O grande embuste

Não sei bem como começar a expressar estes meus pensamentos sem parecer sectário, mas para falar de uma das forças políticas mais sectárias dos últimos tempos sem ser sectário, é um esforço quase desumano. Falo obviamente do Bloco de Esquerda e seus apêndices como o Livre, que nestes tempos têm assombrado a democracia portuguesa. Pois é caro leitor, é mesmo assombrado, não é ensombrado, os fantasmas com que assustam o povo e a narrativa de terror e de ódio que utilizam no seu discurso, só tem um fim, enganar e tentar refazer a história da nossa ainda imberbe democracia.

Basta estar atento ao conteúdo dos discursos mansos e gentis das manas Mortágua ou da actriz Catarina para depreendermos um pensamento estratégico de assalto à democracia e ao pensamento livre e democrático. Pensas bem, se pensares como eu, fazes bem se fizeres como eu, doutra forma és um reacionário de direita e fascista… não sei se será pior um fascismo de direita ou de esquerda, entre os dois, venha o Diabo e escolha… mas se calhar estas meninas até já o convenceram… ao Diabo claro.

Começaram por colocar o discurso no antagonismo político, direita e esquerda. Moldaram o discurso de tal forma que o PSD passou a ser um partido de direita, mas como é que é possível? Agora que chegou o Chega, se calhar vão perceber finalmente o que é a direita… Claro que a comunicação social, sempre moderna e ligeiramente “sinistra” (em italiano), comprou logo a ideia e começou a difundir este grande embuste. O PSD poderá ser eventualmente conotado com a direita, provavelmente, porque sempre que governa, tem de “endireitar” o país, mas só e apenas por isso. Já Sá Carneiro, sempre atento e sensato, dizia: “Nós, Partido Social Democrata, não temos qualquer afinidade com as forças de direita, nós não somos nem seremos nunca uma força de direita”, esta afirmação de 1975 já antevia o embuste que se preparava no panorama político português do século XXI.

Para perceber a profundidade e a perversão presente no pensamento político desta gente, basta consultar os programas dos acampamentos de verão do Bloco, sempre sobre o lema da Liberdade, (a suficiente, claro), mas que não passam de uma lavagem ao cérebro e de um manual de acção política radical e fascizante para os incautos. Encontramos workshops e conferências tais como: “Portugal, não é branco”, pois… então é de que cor?
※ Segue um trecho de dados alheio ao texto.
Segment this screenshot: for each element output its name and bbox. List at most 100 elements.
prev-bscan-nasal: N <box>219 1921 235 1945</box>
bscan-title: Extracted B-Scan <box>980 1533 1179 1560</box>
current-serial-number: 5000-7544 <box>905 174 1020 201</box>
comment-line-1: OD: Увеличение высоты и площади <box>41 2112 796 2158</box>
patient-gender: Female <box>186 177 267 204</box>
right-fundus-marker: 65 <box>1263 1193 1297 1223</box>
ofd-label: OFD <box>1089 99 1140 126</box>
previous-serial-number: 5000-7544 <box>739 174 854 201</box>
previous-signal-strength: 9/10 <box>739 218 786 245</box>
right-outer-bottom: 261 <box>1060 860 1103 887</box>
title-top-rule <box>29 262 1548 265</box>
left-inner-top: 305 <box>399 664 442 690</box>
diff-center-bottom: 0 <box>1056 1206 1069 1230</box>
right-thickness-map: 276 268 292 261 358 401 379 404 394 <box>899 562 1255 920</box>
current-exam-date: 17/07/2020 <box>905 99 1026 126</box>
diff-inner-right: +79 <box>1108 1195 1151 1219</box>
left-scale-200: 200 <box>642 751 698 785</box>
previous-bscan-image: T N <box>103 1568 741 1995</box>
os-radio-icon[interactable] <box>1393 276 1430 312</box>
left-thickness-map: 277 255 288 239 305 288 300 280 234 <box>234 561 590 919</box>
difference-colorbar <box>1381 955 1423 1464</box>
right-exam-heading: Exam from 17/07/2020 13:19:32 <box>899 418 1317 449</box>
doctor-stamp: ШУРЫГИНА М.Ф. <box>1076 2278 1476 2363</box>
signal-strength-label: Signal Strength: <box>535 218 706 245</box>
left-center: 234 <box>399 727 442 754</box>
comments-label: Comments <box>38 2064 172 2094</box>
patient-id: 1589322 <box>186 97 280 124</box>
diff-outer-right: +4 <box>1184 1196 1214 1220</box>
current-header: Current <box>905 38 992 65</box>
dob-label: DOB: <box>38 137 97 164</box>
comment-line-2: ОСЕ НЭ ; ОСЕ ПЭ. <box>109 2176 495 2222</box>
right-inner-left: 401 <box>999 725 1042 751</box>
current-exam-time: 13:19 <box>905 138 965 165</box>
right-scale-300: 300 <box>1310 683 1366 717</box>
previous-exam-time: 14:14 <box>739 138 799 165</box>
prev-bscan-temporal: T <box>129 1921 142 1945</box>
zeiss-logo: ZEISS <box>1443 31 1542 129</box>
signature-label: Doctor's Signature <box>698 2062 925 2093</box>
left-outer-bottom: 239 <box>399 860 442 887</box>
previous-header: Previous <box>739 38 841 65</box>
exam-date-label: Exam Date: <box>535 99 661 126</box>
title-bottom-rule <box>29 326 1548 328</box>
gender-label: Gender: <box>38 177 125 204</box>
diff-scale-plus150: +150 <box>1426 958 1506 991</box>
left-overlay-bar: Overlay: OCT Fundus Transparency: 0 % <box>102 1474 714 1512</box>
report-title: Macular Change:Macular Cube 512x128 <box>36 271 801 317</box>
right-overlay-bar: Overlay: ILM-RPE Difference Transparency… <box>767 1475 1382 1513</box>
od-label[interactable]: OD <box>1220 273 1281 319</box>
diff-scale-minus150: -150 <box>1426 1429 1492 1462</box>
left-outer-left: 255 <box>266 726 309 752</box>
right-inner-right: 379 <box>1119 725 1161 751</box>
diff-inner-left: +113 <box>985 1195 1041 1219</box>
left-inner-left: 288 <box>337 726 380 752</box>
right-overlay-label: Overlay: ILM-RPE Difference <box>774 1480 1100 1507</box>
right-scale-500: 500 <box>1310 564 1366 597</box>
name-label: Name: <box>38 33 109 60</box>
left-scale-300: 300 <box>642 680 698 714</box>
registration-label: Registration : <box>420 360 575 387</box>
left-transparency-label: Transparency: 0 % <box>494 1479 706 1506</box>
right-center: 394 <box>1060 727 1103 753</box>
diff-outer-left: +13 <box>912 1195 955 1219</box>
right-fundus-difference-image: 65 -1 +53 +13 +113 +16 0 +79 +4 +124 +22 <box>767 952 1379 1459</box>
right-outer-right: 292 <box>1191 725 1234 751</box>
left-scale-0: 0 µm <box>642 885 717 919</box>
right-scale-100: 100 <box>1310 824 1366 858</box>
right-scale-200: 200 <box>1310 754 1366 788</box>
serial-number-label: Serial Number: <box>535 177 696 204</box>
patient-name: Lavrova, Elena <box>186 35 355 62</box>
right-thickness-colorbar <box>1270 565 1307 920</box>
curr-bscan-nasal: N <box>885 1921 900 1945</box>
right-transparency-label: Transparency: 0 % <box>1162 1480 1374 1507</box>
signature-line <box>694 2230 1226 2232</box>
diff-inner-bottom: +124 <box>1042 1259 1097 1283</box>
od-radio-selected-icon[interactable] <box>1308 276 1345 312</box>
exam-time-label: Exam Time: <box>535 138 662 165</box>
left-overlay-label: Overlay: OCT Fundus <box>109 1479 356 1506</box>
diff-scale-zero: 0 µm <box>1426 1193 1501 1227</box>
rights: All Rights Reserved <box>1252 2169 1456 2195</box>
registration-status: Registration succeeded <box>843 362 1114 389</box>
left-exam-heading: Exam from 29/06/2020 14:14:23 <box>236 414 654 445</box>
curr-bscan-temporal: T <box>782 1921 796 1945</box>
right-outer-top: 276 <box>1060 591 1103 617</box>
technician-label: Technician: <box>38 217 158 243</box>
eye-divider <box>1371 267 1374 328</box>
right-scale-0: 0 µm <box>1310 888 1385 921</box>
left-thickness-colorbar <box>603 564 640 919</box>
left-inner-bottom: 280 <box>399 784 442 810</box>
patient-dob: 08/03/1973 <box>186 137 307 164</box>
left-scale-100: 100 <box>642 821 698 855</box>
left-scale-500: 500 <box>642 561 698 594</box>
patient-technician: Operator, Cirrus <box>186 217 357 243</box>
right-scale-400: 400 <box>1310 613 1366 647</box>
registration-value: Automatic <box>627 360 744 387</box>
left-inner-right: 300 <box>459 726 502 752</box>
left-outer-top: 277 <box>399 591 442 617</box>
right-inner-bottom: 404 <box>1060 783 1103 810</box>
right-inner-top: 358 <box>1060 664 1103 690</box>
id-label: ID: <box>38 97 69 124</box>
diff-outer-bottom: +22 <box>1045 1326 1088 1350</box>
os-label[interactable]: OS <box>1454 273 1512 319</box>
No Google Earth está entre o esverdeado e o amarelado… “Classe contra classe, até á vitoria final! As classes sociais”… este se calhar contou com alienígenas… Temos ainda outras pérolas do tipo, “Política e arte para ocupar as ruas” e esta ainda, que tem tudo a ver com o Bloco, “Pobreza no séc. XXI”, o problema é que não será apenas a pobreza de espírito…

Os anteriores foram exemplos de 2019, se recuarmos às tendas de 2018, encontramos estas preciosidades, “Direito à boémia: necessidade de vida nocturna para produção e radicalização cultural”, se calhar ainda no mesmo contexto boémio e já com uns copitos ou algo mais forte, “Desobediência civil: como, porquê e para quê”… mas sem ponto de interrogação… penso que é mesmo uma afirmação. Sei que já estou a maçar o caro leitor, mas esta preleção de uma das manas Mortágua (uma sumidade) eu não poderia deixar passar: “A propriedade é o roubo: debate sobre a socialização dos meios de produção”… sim, porque socialização é muito mais simpático que apropriação… Estes exemplos que acabei de dar são apenas a ponta do iceberg do funcionamento ideológico do Bloco de Esquerda e quejandos, o resto do “bloco” de gelo que está submerso é ainda mais sinistro (em português) e dogmático, representando uma ameaça séria à nossa democracia.

Felizmente que os eleitores madeirenses souberam entender estes tiques extremistas e disso deram um sinal claro nos últimos sufrágios eleitorais. No entanto, existem outras forças políticas regionais que não se apresentando tão extremadas e radicais, utilizam também um discurso politicamente manso e fácil, o tal discurso das pessoas, que de certa forma inebria. Se no Bloco temos uma actriz como coordenadora, cá no burgo estivemos quase para ter também um “actor” como coordenador desta nova companhia de teatro. Mas entre o vácuo e a demagogia e fazendo agora parte da companhia, lá lhe arranjaram um papel na nova peça em cena, será com certeza um texto trágico-cómico… nada a que não estejamos habituados.